Before the last general election there was much discussion of what was wrong with our system of politics in Ireland. The idea of a Constitutional Convention was floated as a forum in which these problems could be discussed and solutions proposed, although it is highly unlikely that the Convention being established by the current Government will have any significant effect.
I would submit that one of the problems with our system of politics is the rush to change the law whenever an issue arises. This is perpetuated through lobbying, with organisations developing policy issues into campaigns for legislative change which, if achieved, are seen as a win. Hot topics lead to calls for someone to do something and a politician steps forward with a new law: someone has done something.

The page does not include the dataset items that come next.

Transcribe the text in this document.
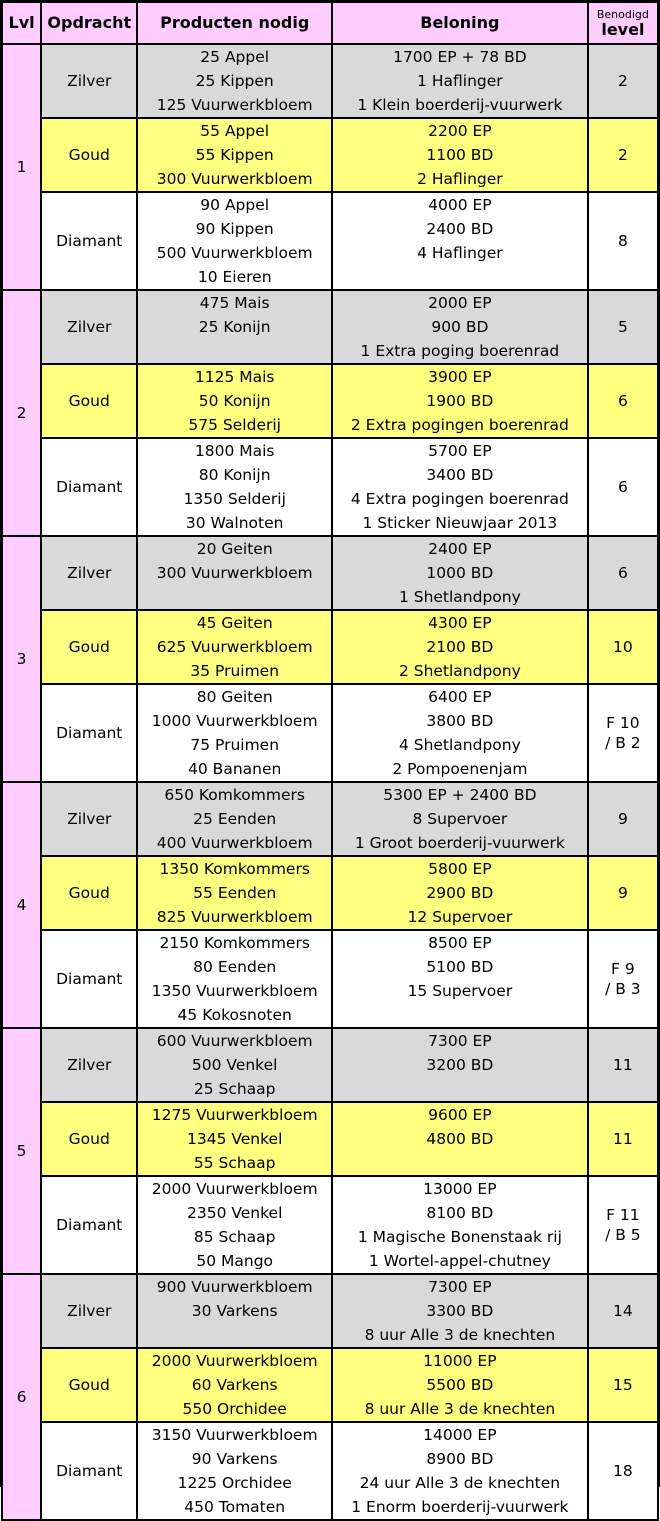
Lvl	Opdracht	Producten nodig	Beloning	Benodigd
level

1	Zilver	25 Appel
25 Kippen
125 Vuurwerkbloem	1700 EP + 78 BD
1 Haflinger
1 Klein boerderij-vuurwerk	2

	Goud	55 Appel
55 Kippen
300 Vuurwerkbloem	2200 EP
1100 BD
2 Haflinger	2

	Diamant	90 Appel
90 Kippen
500 Vuurwerkbloem
10 Eieren	4000 EP
2400 BD
4 Haflinger	8

2	Zilver	475 Mais
25 Konijn	2000 EP
900 BD
1 Extra poging boerenrad	5

	Goud	1125 Mais
50 Konijn
575 Selderij	3900 EP
1900 BD
2 Extra pogingen boerenrad	6

	Diamant	1800 Mais
80 Konijn
1350 Selderij
30 Walnoten	5700 EP
3400 BD
4 Extra pogingen boerenrad
1 Sticker Nieuwjaar 2013	6

3	Zilver	20 Geiten
300 Vuurwerkbloem	2400 EP
1000 BD
1 Shetlandpony	6

	Goud	45 Geiten
625 Vuurwerkbloem
35 Pruimen	4300 EP
2100 BD
2 Shetlandpony	10

	Diamant	80 Geiten
1000 Vuurwerkbloem
75 Pruimen
40 Bananen	6400 EP
3800 BD
4 Shetlandpony
2 Pompoenenjam	F 10
/ B 2

4	Zilver	650 Komkommers
25 Eenden
400 Vuurwerkbloem	5300 EP + 2400 BD
8 Supervoer
1 Groot boerderij-vuurwerk	9

	Goud	1350 Komkommers
55 Eenden
825 Vuurwerkbloem	5800 EP
2900 BD
12 Supervoer	9

	Diamant	2150 Komkommers
80 Eenden
1350 Vuurwerkbloem
45 Kokosnoten	8500 EP
5100 BD
15 Supervoer	F 9
/ B 3

5	Zilver	600 Vuurwerkbloem
500 Venkel
25 Schaap	7300 EP
3200 BD	11

	Goud	1275 Vuurwerkbloem
1345 Venkel
55 Schaap	9600 EP
4800 BD	11

	Diamant	2000 Vuurwerkbloem
2350 Venkel
85 Schaap
50 Mango	13000 EP
8100 BD
1 Magische Bonenstaak rij
1 Wortel-appel-chutney	F 11
/ B 5

6	Zilver	900 Vuurwerkbloem
30 Varkens	7300 EP
3300 BD
8 uur Alle 3 de knechten	14

	Goud	2000 Vuurwerkbloem
60 Varkens
550 Orchidee	11000 EP
5500 BD
8 uur Alle 3 de knechten	15

	Diamant	3150 Vuurwerkbloem
90 Varkens
1225 Orchidee
450 Tomaten	14000 EP
8900 BD
24 uur Alle 3 de knechten
1 Enorm boerderij-vuurwerk	18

Recent Ministers for Justice went through a phase in the mid to latter part of the last decade of introducing significant criminal laws on an almost annual basis. These were announced as harsh measures to tackle gangland crime and any practical or civil liberties concerns were dismissed. The latest problem in Limerick city would fall from the national media headlines once each law was passed. Someone has done something. But did these laws have a significant effect or did they just enable the political class to surmount the latest PR hurdle? The remarkable passage of the Criminal Justice (Amendment) Act 2009 is a case in point and has all the hallmarks of a pig in a poke.
Professor Walsh concludes that something more than just amending the law is required:
Instead of proceeding blindly down the familiar road of expanding police powers of detention, the Government might be better advised to step back and consider just how effective or ineffective these measures have been over the past 40 years.
Of course, that requires more work. Work that is usually labour-intensive and expensive. Work that does not necessarily culminate in launches and press conferences. Work that involves actually using and enforcing laws before adding to them. Work that might involve lengthy study, such as that carried out by the Criminal Law Codification Advisory Committee, which is now to be abolished by Minister Shatter.
A new law is a sticking plaster, but a cheap and quick one that gets positive coverage. Someone has done something. Until we require more of our legislators, this might be the best we will get.
One thought on “Try using the law before changing it”
Here in the UK, we have had more new laws in the last 10 years than probably in the 30 years before that, especially in employment law and health and safety. Compliance with the law and enforcement is however probably at it’s lowest ebb for a century. Go figure.